А что дальше? Нет никаких воспоминаний после. Так что же всё-таки произошло? Всё та же темнота покрыла ледяной корочкой его онемевшее тело, что совсем не поддавалось контролю. Чьи-то голоса на заднем фоне, но они настолько отдалённые, что кажется, что это просто шелест листьев за окном его квартиры. Но где же он на самом деле находится? Попытавшись разлепить тяжёлые веки, он лишь сделал себе хуже. По голове прошёлся дворовой оркестр, в котором все музыканты совершенно лишены слуха, барабаня по тарелкам и бренча на своих балалайках кто-куда, невпопад. Видимо, Чон издал какой-то звук, говоривший о том, что он пришёл в себя, ведь шум на заднем фоне потихоньку начал усиливаться и перерастать в более-менее внятные слова.

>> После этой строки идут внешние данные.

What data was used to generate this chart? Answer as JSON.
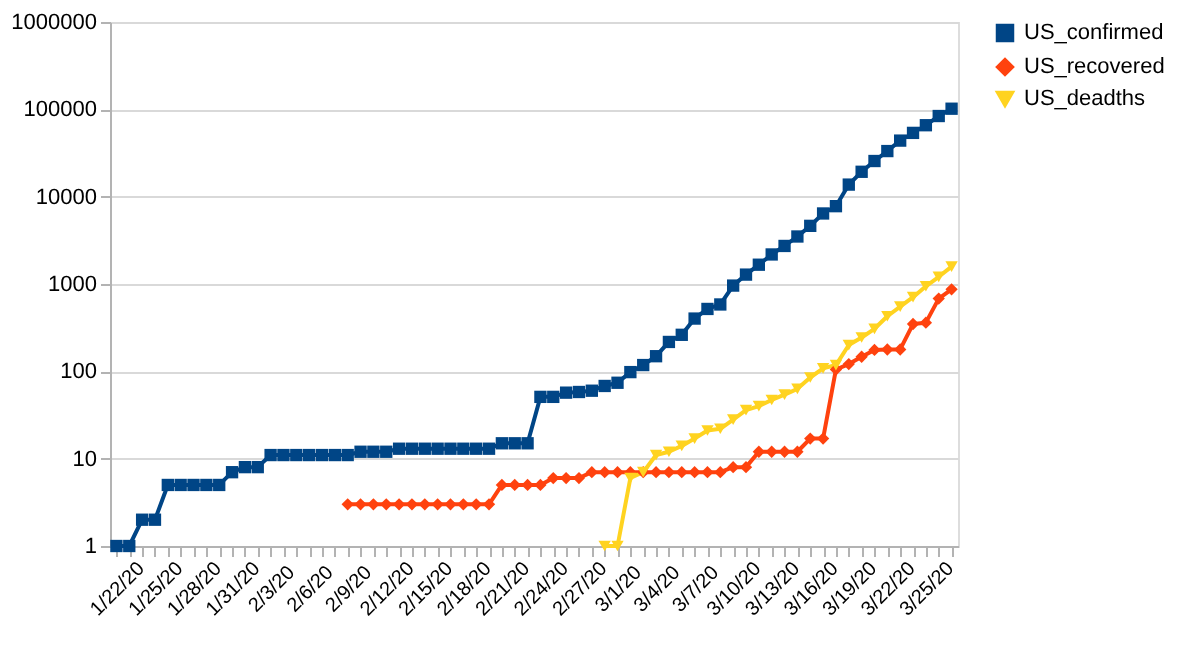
{
  "chart_data": {
    "type": "line",
    "log": true,
    "grid": "y",
    "legend": "right",
    "categories": [
      "1/22/20",
      null,
      null,
      "1/25/20",
      null,
      null,
      "1/28/20",
      null,
      null,
      "1/31/20",
      null,
      null,
      "2/3/20",
      null,
      null,
      "2/6/20",
      null,
      null,
      "2/9/20",
      null,
      null,
      "2/12/20",
      null,
      null,
      "2/15/20",
      null,
      null,
      "2/18/20",
      null,
      null,
      "2/21/20",
      null,
      null,
      "2/24/20",
      null,
      null,
      "2/27/20",
      null,
      null,
      "3/1/20",
      null,
      null,
      "3/4/20",
      null,
      null,
      "3/7/20",
      null,
      null,
      "3/10/20",
      null,
      null,
      "3/13/20",
      null,
      null,
      "3/16/20",
      null,
      null,
      "3/19/20",
      null,
      null,
      "3/22/20",
      null,
      null,
      "3/25/20",
      null,
      null
    ],
    "ylim": [
      1,
      1000000
    ],
    "yticks": [
      1,
      10,
      100,
      1000,
      10000,
      100000,
      1000000
    ],
    "series": [
      {
        "name": "US_confirmed",
        "color": "#004586",
        "marker": "square",
        "values": [
          1,
          1,
          2,
          2,
          5,
          5,
          5,
          5,
          5,
          7,
          8,
          8,
          11,
          11,
          11,
          11,
          11,
          11,
          11,
          12,
          12,
          12,
          13,
          13,
          13,
          13,
          13,
          13,
          13,
          13,
          15,
          15,
          15,
          51,
          51,
          57,
          58,
          60,
          68,
          74,
          98,
          118,
          149,
          217,
          262,
          402,
          518,
          583,
          959,
          1281,
          1663,
          2179,
          2727,
          3499,
          4632,
          6421,
          7783,
          13747,
          19273,
          25600,
          33276,
          43847,
          53740,
          65778,
          83836,
          101657
        ]
      },
      {
        "name": "US_recovered",
        "color": "#ff420e",
        "marker": "diamond",
        "values": [
          null,
          null,
          null,
          null,
          null,
          null,
          null,
          null,
          null,
          null,
          null,
          null,
          null,
          null,
          null,
          null,
          null,
          null,
          3,
          3,
          3,
          3,
          3,
          3,
          3,
          3,
          3,
          3,
          3,
          3,
          5,
          5,
          5,
          5,
          6,
          6,
          6,
          7,
          7,
          7,
          7,
          7,
          7,
          7,
          7,
          7,
          7,
          7,
          8,
          8,
          12,
          12,
          12,
          12,
          17,
          17,
          105,
          121,
          147,
          176,
          178,
          178,
          348,
          361,
          681,
          869
        ]
      },
      {
        "name": "US_deadths",
        "color": "#ffd320",
        "marker": "triangle",
        "values": [
          null,
          null,
          null,
          null,
          null,
          null,
          null,
          null,
          null,
          null,
          null,
          null,
          null,
          null,
          null,
          null,
          null,
          null,
          null,
          null,
          null,
          null,
          null,
          null,
          null,
          null,
          null,
          null,
          null,
          null,
          null,
          null,
          null,
          null,
          null,
          null,
          null,
          null,
          1,
          1,
          6,
          7,
          11,
          12,
          14,
          17,
          21,
          22,
          28,
          36,
          40,
          47,
          54,
          63,
          85,
          108,
          118,
          200,
          244,
          307,
          427,
          552,
          706,
          942,
          1209,
          1581
        ]
      }
    ]
  }
}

— Он пришёл в себя? Хёджин позови врача! — донёсся до его сознания заплаканный голос брата, что тут же крепко схватил его ладонь, сжимая до слышного хруста. Стремительные шаги и хлопнувшая дверь — окончательно привели его в чувства, но открывать глаза он всё же не спешил, и без того чувствуя жуткое головокружение. Штормило не по-детски так, будто бы он — лодка, что в ураган кидало из стороны в сторону внезапными всепоглощающими волнами. — Хён, ты меня слышишь? Как ты себя чувствуешь?

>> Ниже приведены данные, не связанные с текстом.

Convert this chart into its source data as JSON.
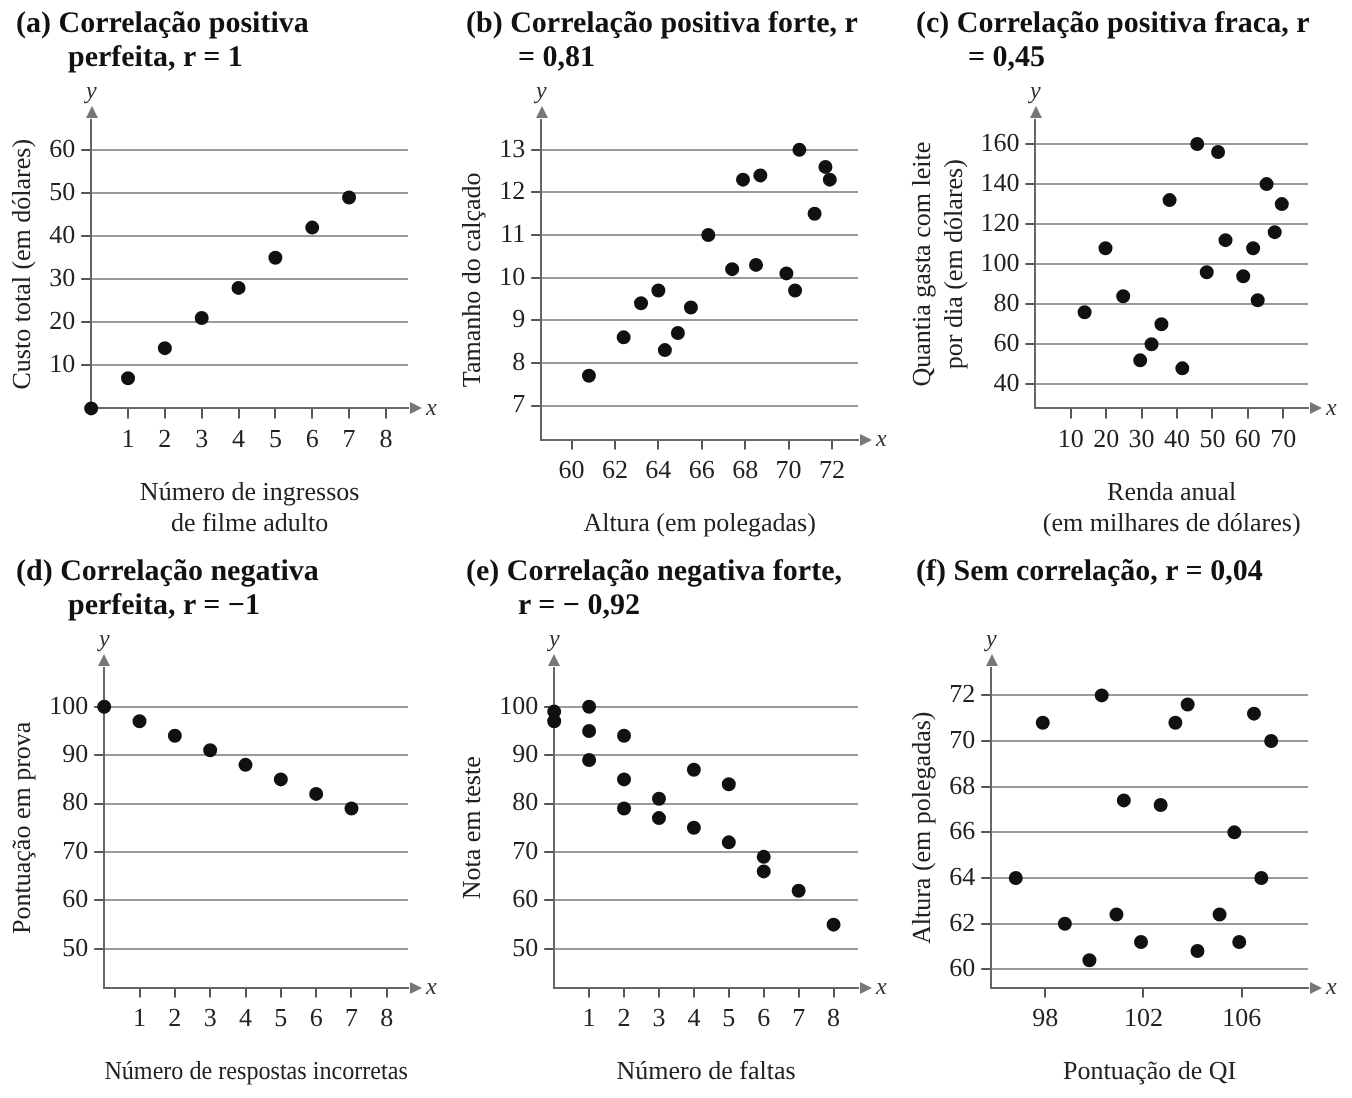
{
  "chart_data": [
    {
      "type": "scatter",
      "title": "(a) Correlação positiva perfeita, r = 1",
      "xlabel": "Número de ingressos\nde filme adulto",
      "ylabel": "Custo total (em dólares)",
      "annotations": [
        "y",
        "x"
      ],
      "color": "#111111",
      "marker": "circle",
      "grid": "y",
      "x": [
        0,
        1,
        2,
        3,
        4,
        5,
        6,
        7
      ],
      "values": [
        0,
        7,
        14,
        21,
        28,
        35,
        42,
        49
      ],
      "xlim": [
        0,
        8.6
      ],
      "xticks": [
        1,
        2,
        3,
        4,
        5,
        6,
        7,
        8
      ],
      "ylim": [
        0,
        67
      ],
      "yticks": [
        10,
        20,
        30,
        40,
        50,
        60
      ]
    },
    {
      "type": "scatter",
      "title": "(b) Correlação positiva forte, r = 0,81",
      "xlabel": "Altura (em polegadas)",
      "ylabel": "Tamanho do calçado",
      "annotations": [
        "y",
        "x"
      ],
      "color": "#111111",
      "marker": "circle",
      "grid": "y",
      "x": [
        60.8,
        62.4,
        63.2,
        64.0,
        64.3,
        64.9,
        65.5,
        66.3,
        67.4,
        67.9,
        68.5,
        68.7,
        69.9,
        70.3,
        70.5,
        71.2,
        71.7,
        71.9
      ],
      "values": [
        7.7,
        8.6,
        9.4,
        9.7,
        8.3,
        8.7,
        9.3,
        11.0,
        10.2,
        12.3,
        10.3,
        12.4,
        10.1,
        9.7,
        13.0,
        11.5,
        12.6,
        12.3
      ],
      "xlim": [
        58.6,
        73.2
      ],
      "xticks": [
        60,
        62,
        64,
        66,
        68,
        70,
        72
      ],
      "ylim": [
        6.2,
        13.7
      ],
      "yticks": [
        7,
        8,
        9,
        10,
        11,
        12,
        13
      ]
    },
    {
      "type": "scatter",
      "title": "(c) Correlação positiva fraca, r = 0,45",
      "xlabel": "Renda anual\n(em milhares de dólares)",
      "ylabel": "Quantia gasta com leite\npor dia (em dólares)",
      "annotations": [
        "y",
        "x"
      ],
      "color": "#111111",
      "marker": "circle",
      "grid": "y",
      "x": [
        13.9,
        19.8,
        24.8,
        29.6,
        32.8,
        35.6,
        37.9,
        41.5,
        45.7,
        48.4,
        51.6,
        53.7,
        58.7,
        61.5,
        62.8,
        65.3,
        67.6,
        69.6
      ],
      "values": [
        76,
        108,
        84,
        52,
        60,
        70,
        132,
        48,
        160,
        96,
        156,
        112,
        94,
        108,
        82,
        140,
        116,
        130
      ],
      "xlim": [
        0,
        77
      ],
      "xticks": [
        10,
        20,
        30,
        40,
        50,
        60,
        70
      ],
      "ylim": [
        28,
        172
      ],
      "yticks": [
        40,
        60,
        80,
        100,
        120,
        140,
        160
      ]
    },
    {
      "type": "scatter",
      "title": "(d) Correlação negativa perfeita, r = −1",
      "xlabel": "Número de respostas incorretas",
      "ylabel": "Pontuação em prova",
      "annotations": [
        "y",
        "x"
      ],
      "color": "#111111",
      "marker": "circle",
      "grid": "y",
      "x": [
        0,
        1,
        2,
        3,
        4,
        5,
        6,
        7
      ],
      "values": [
        100,
        97,
        94,
        91,
        88,
        85,
        82,
        79
      ],
      "xlim": [
        0,
        8.6
      ],
      "xticks": [
        1,
        2,
        3,
        4,
        5,
        6,
        7,
        8
      ],
      "ylim": [
        42,
        108
      ],
      "yticks": [
        50,
        60,
        70,
        80,
        90,
        100
      ]
    },
    {
      "type": "scatter",
      "title": "(e) Correlação negativa forte, r = − 0,92",
      "xlabel": "Número de faltas",
      "ylabel": "Nota em teste",
      "annotations": [
        "y",
        "x"
      ],
      "color": "#111111",
      "marker": "circle",
      "grid": "y",
      "x": [
        0,
        0,
        1,
        1,
        1,
        2,
        2,
        2,
        3,
        3,
        4,
        4,
        5,
        5,
        6,
        6,
        7,
        8
      ],
      "values": [
        99,
        97,
        100,
        95,
        89,
        94,
        85,
        79,
        81,
        77,
        87,
        75,
        84,
        72,
        69,
        66,
        62,
        55
      ],
      "xlim": [
        0,
        8.7
      ],
      "xticks": [
        1,
        2,
        3,
        4,
        5,
        6,
        7,
        8
      ],
      "ylim": [
        42,
        108
      ],
      "yticks": [
        50,
        60,
        70,
        80,
        90,
        100
      ]
    },
    {
      "type": "scatter",
      "title": "(f) Sem correlação, r = 0,04",
      "xlabel": "Pontuação de QI",
      "ylabel": "Altura (em polegadas)",
      "annotations": [
        "y",
        "x"
      ],
      "color": "#111111",
      "marker": "circle",
      "grid": "y",
      "x": [
        96.8,
        97.9,
        98.8,
        99.8,
        100.3,
        100.9,
        101.2,
        101.9,
        102.7,
        103.3,
        103.8,
        104.2,
        105.1,
        105.7,
        105.9,
        106.5,
        106.8,
        107.2
      ],
      "values": [
        64.0,
        70.8,
        62.0,
        60.4,
        72.0,
        62.4,
        67.4,
        61.2,
        67.2,
        70.8,
        71.6,
        60.8,
        62.4,
        66.0,
        61.2,
        71.2,
        64.0,
        70.0
      ],
      "xlim": [
        95.8,
        108.7
      ],
      "xticks": [
        98,
        102,
        106
      ],
      "ylim": [
        59.2,
        73.2
      ],
      "yticks": [
        60,
        62,
        64,
        66,
        68,
        70,
        72
      ]
    }
  ]
}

Сколько ещё раз им придётся встретиться в подобной ситуации? Неприятное чувство вины осело внизу живота, прижав его к койке двухпудовой гирей. Он действительно ужасный брат, раз каждый раз заставляет волноваться и переживать самого дорогого ему человека. Но раны и ссадины на его теле — это одно дело, пока он жив, то всё ещё может извиниться за такую неосторожность с простецкой улыбкой на устах, глупо почёсывая затылок. Но что, если в следующий раз тому позвонят не из больницы, а уже из морга?
Очередная попытка открыть глаза на сей раз с горем пополам увенчалась успехом. Яркий свет белых ламп слепил до появления мерцающих пятен.